I don't care what political background you are, anyone can find this book useful. What O'Reilly does is try and help us out by giving us tips on being successful in life. He points out who will most likely look out for us (ie: most friends and family) and who will not (i.e. the government, celebrities, CEOs). He describes his past, like how he got into his profession. He describes what he did wrong (i.e. being arrogant, trying to do everything for himself) and what he did right (i.e. worked very hard and did the best he could at his job).
Who's Looking Out for You is both a summary of various times O'Reilly has taken on authority (on the left, in the middle, and on the right), including during times when the rest of the mainstream media missed the boat, as well as a book of advice on how not to make some of the same mistakes he has made in his career. It's nothing terribly groundbreaking, in terms of the advice, but it is a nice, concise group of considerations that can help a person quickly inventory their own life and possibly avoid some of the same pitfalls he and many other people make.
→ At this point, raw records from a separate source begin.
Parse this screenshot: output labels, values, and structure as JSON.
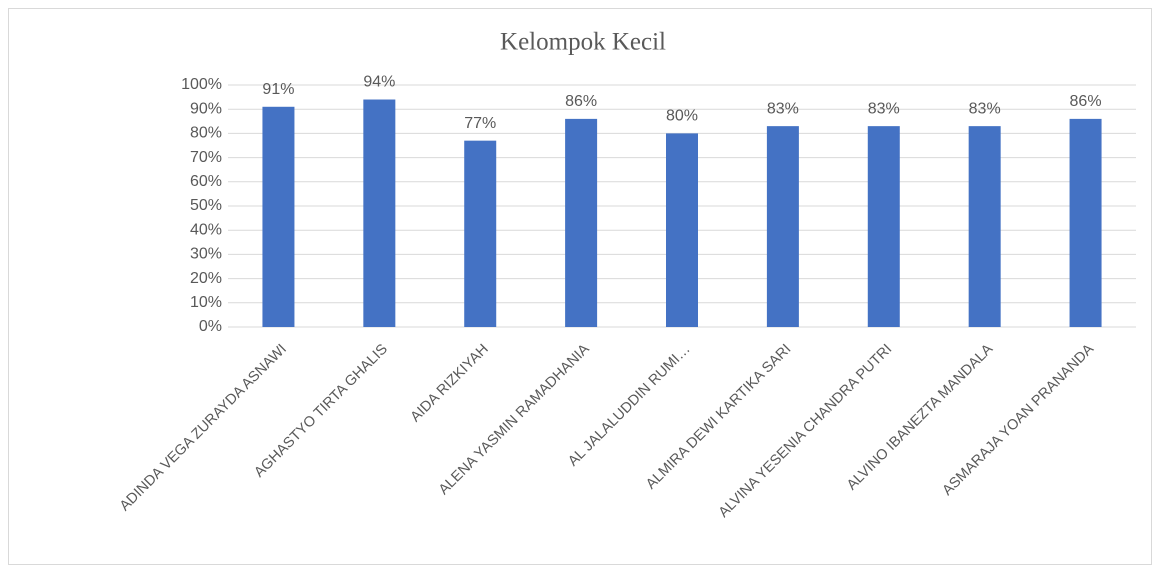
{
  "chart_data": {
    "type": "bar",
    "title": "Kelompok Kecil",
    "categories": [
      "ADINDA VEGA ZURAYDA ASNAWI",
      "AGHASTYO TIRTA GHALIS",
      "AIDA RIZKIYAH",
      "ALENA YASMIN RAMADHANIA",
      "AL JALALUDDIN RUMI…",
      "ALMIRA DEWI KARTIKA SARI",
      "ALVINA YESENIA CHANDRA PUTRI",
      "ALVINO IBANEZTA MANDALA",
      "ASMARAJA YOAN PRANANDA"
    ],
    "values": [
      91,
      94,
      77,
      86,
      80,
      83,
      83,
      83,
      86
    ],
    "value_labels": [
      "91%",
      "94%",
      "77%",
      "86%",
      "80%",
      "83%",
      "83%",
      "83%",
      "86%"
    ],
    "color": "#4472c4",
    "ylim": [
      0,
      100
    ],
    "yticks": [
      {
        "value": 0,
        "label": "0%"
      },
      {
        "value": 10,
        "label": "10%"
      },
      {
        "value": 20,
        "label": "20%"
      },
      {
        "value": 30,
        "label": "30%"
      },
      {
        "value": 40,
        "label": "40%"
      },
      {
        "value": 50,
        "label": "50%"
      },
      {
        "value": 60,
        "label": "60%"
      },
      {
        "value": 70,
        "label": "70%"
      },
      {
        "value": 80,
        "label": "80%"
      },
      {
        "value": 90,
        "label": "90%"
      },
      {
        "value": 100,
        "label": "100%"
      }
    ],
    "grid": true
  }
}
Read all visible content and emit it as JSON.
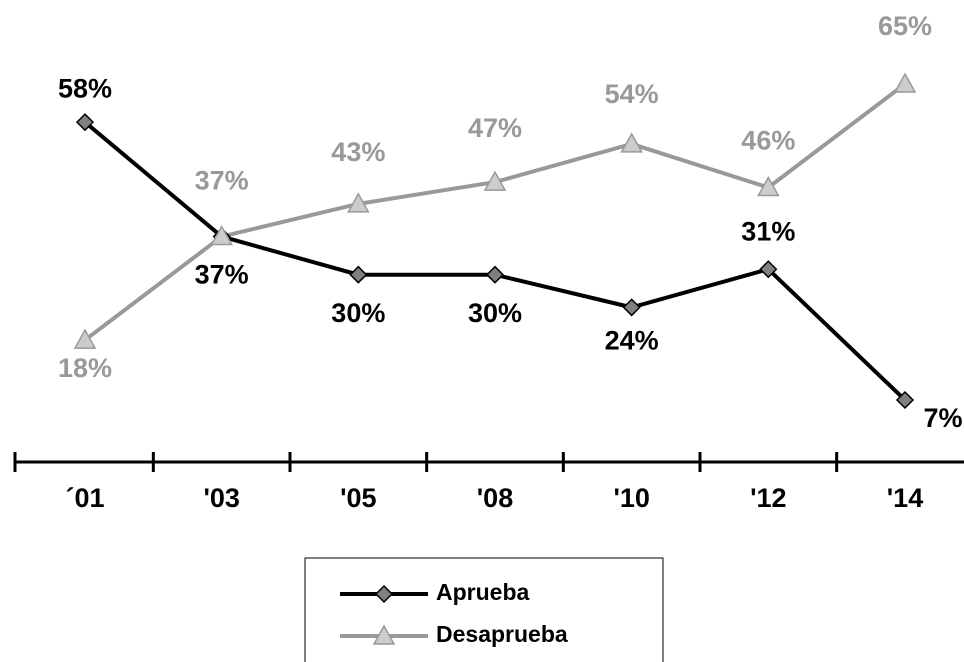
{
  "chart_data": {
    "type": "line",
    "categories": [
      "´01",
      "'03",
      "'05",
      "'08",
      "'10",
      "'12",
      "'14"
    ],
    "series": [
      {
        "name": "Aprueba",
        "color": "#000000",
        "marker": "diamond",
        "values": [
          58,
          37,
          30,
          30,
          24,
          31,
          7
        ],
        "value_labels": [
          "58%",
          "37%",
          "30%",
          "30%",
          "24%",
          "31%",
          "7%"
        ]
      },
      {
        "name": "Desaprueba",
        "color": "#999999",
        "marker": "triangle",
        "values": [
          18,
          37,
          43,
          47,
          54,
          46,
          65
        ],
        "value_labels": [
          "18%",
          "37%",
          "43%",
          "47%",
          "54%",
          "46%",
          "65%"
        ]
      }
    ],
    "legend": "bottom"
  }
}
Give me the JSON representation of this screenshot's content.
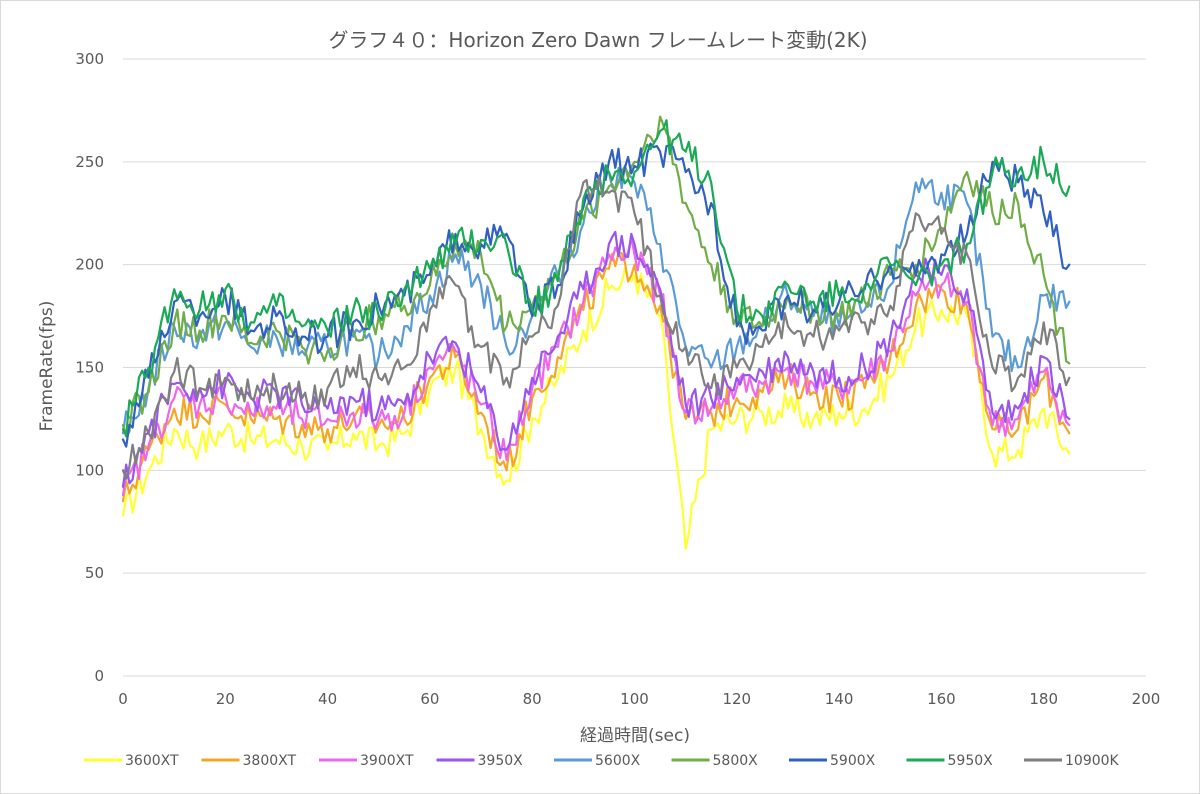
{
  "chart_data": {
    "type": "line",
    "title": "グラフ４０：Horizon Zero Dawn フレームレート変動(2K)",
    "xlabel": "経過時間(sec)",
    "ylabel": "FrameRate(fps)",
    "xlim": [
      0,
      200
    ],
    "ylim": [
      0,
      300
    ],
    "x_ticks": [
      "0",
      "20",
      "40",
      "60",
      "80",
      "100",
      "120",
      "140",
      "160",
      "180",
      "200"
    ],
    "y_ticks": [
      "0",
      "50",
      "100",
      "150",
      "200",
      "250",
      "300"
    ],
    "grid": "horizontal",
    "legend_position": "bottom",
    "x": [
      0,
      5,
      10,
      15,
      20,
      25,
      30,
      35,
      40,
      45,
      50,
      55,
      60,
      65,
      70,
      75,
      80,
      85,
      90,
      95,
      100,
      105,
      110,
      115,
      120,
      125,
      130,
      135,
      140,
      145,
      150,
      155,
      160,
      165,
      170,
      175,
      180,
      185
    ],
    "series": [
      {
        "name": "3600XT",
        "color": "#ffff33",
        "values": [
          78,
          100,
          120,
          112,
          120,
          115,
          115,
          112,
          110,
          118,
          112,
          118,
          140,
          150,
          120,
          95,
          125,
          145,
          168,
          188,
          195,
          175,
          62,
          120,
          125,
          128,
          130,
          125,
          128,
          130,
          145,
          170,
          178,
          175,
          108,
          110,
          130,
          108
        ]
      },
      {
        "name": "3800XT",
        "color": "#f5a623",
        "values": [
          85,
          110,
          130,
          128,
          132,
          125,
          125,
          122,
          120,
          125,
          122,
          125,
          145,
          155,
          128,
          100,
          135,
          155,
          178,
          198,
          200,
          180,
          125,
          128,
          135,
          138,
          145,
          138,
          135,
          140,
          155,
          180,
          188,
          180,
          120,
          120,
          145,
          118
        ]
      },
      {
        "name": "3900XT",
        "color": "#ee66ee",
        "values": [
          88,
          112,
          135,
          132,
          136,
          128,
          130,
          125,
          125,
          128,
          125,
          128,
          150,
          158,
          132,
          105,
          140,
          160,
          182,
          205,
          205,
          185,
          128,
          130,
          140,
          142,
          150,
          142,
          140,
          145,
          158,
          185,
          190,
          182,
          122,
          125,
          148,
          122
        ]
      },
      {
        "name": "3950X",
        "color": "#9955ee",
        "values": [
          92,
          118,
          142,
          140,
          142,
          135,
          138,
          132,
          130,
          135,
          130,
          132,
          155,
          162,
          138,
          110,
          145,
          165,
          188,
          210,
          210,
          188,
          132,
          135,
          145,
          148,
          155,
          148,
          145,
          150,
          165,
          195,
          195,
          188,
          128,
          130,
          155,
          125
        ]
      },
      {
        "name": "5600X",
        "color": "#5b9bd5",
        "values": [
          118,
          140,
          170,
          165,
          172,
          160,
          165,
          158,
          160,
          165,
          155,
          170,
          185,
          205,
          190,
          160,
          175,
          195,
          220,
          245,
          240,
          210,
          160,
          150,
          160,
          170,
          185,
          175,
          170,
          178,
          190,
          240,
          235,
          230,
          165,
          150,
          185,
          182
        ]
      },
      {
        "name": "5800X",
        "color": "#70ad47",
        "values": [
          122,
          138,
          172,
          168,
          175,
          162,
          168,
          160,
          158,
          168,
          175,
          180,
          190,
          210,
          205,
          170,
          180,
          195,
          222,
          238,
          250,
          272,
          230,
          200,
          175,
          170,
          185,
          178,
          175,
          182,
          195,
          200,
          218,
          245,
          225,
          230,
          195,
          152
        ]
      },
      {
        "name": "5900X",
        "color": "#3060c0",
        "values": [
          115,
          145,
          182,
          175,
          185,
          168,
          175,
          165,
          165,
          172,
          180,
          185,
          195,
          215,
          210,
          215,
          175,
          190,
          228,
          250,
          248,
          255,
          245,
          230,
          170,
          168,
          185,
          178,
          182,
          188,
          200,
          195,
          205,
          215,
          250,
          240,
          225,
          200
        ]
      },
      {
        "name": "5950X",
        "color": "#1aaa55",
        "values": [
          120,
          150,
          188,
          178,
          188,
          172,
          180,
          170,
          168,
          178,
          175,
          188,
          198,
          210,
          212,
          210,
          178,
          192,
          232,
          245,
          245,
          265,
          255,
          240,
          178,
          175,
          190,
          182,
          185,
          190,
          200,
          190,
          200,
          210,
          245,
          245,
          250,
          238
        ]
      },
      {
        "name": "10900K",
        "color": "#7f7f7f",
        "values": [
          100,
          118,
          148,
          140,
          145,
          135,
          140,
          135,
          140,
          150,
          145,
          150,
          178,
          190,
          160,
          145,
          165,
          180,
          240,
          235,
          225,
          185,
          160,
          140,
          150,
          160,
          170,
          165,
          168,
          172,
          180,
          225,
          215,
          205,
          150,
          145,
          172,
          145
        ]
      }
    ]
  }
}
Some of the more critical parts of the book include:
-Some brief, but enlightening discussion about education and school vouchers
-How President Clinton, regarded as a champion of minorities, was actually one of the worst post-slavery presidents in that regard
-Discussion on his faith and also his problems with the Catholic Church
-Issues regarding the separation of church and state
O'Reilly does miss the boat when he talks about Pope John Paul II, specifically when talking about the Pope's view of the Iraq War. It was the Pope's viewpoint that the war was unjust. He, however, was not speaking infallibly when he made those statements. Catholics, like O'Reilly and myself, were free to disagree with him on that (and both of us did and still do). It is a matter of conscience, in this case, and a person who opposed the war on its merits before the war began has a respectable position, even if some of us don't agree. (The hind-sighters who first supported it and now oppose it do not have such a respectable position.)
All in all this is an enlightening read and well-worth your time. At a little over 200 pages and in a conversational tone, it is not a huge commitment.
Excellent book. Very engaging and informative. I have not watched O'Reilly's show except for a few isolated minutes and he is really not quite who I thought he was. His chapter on the status of minorities in America was particularly inspiring & enlightening. Great read for anyone interested in the political landscape these days, but also just good for someone young to read. He gives advice about trusting/not trusting people and about how to be the kind of person who isn't a "Looking out for Number One" but who takes care of their own responsibility and reputation while encouraging and helping others along the way.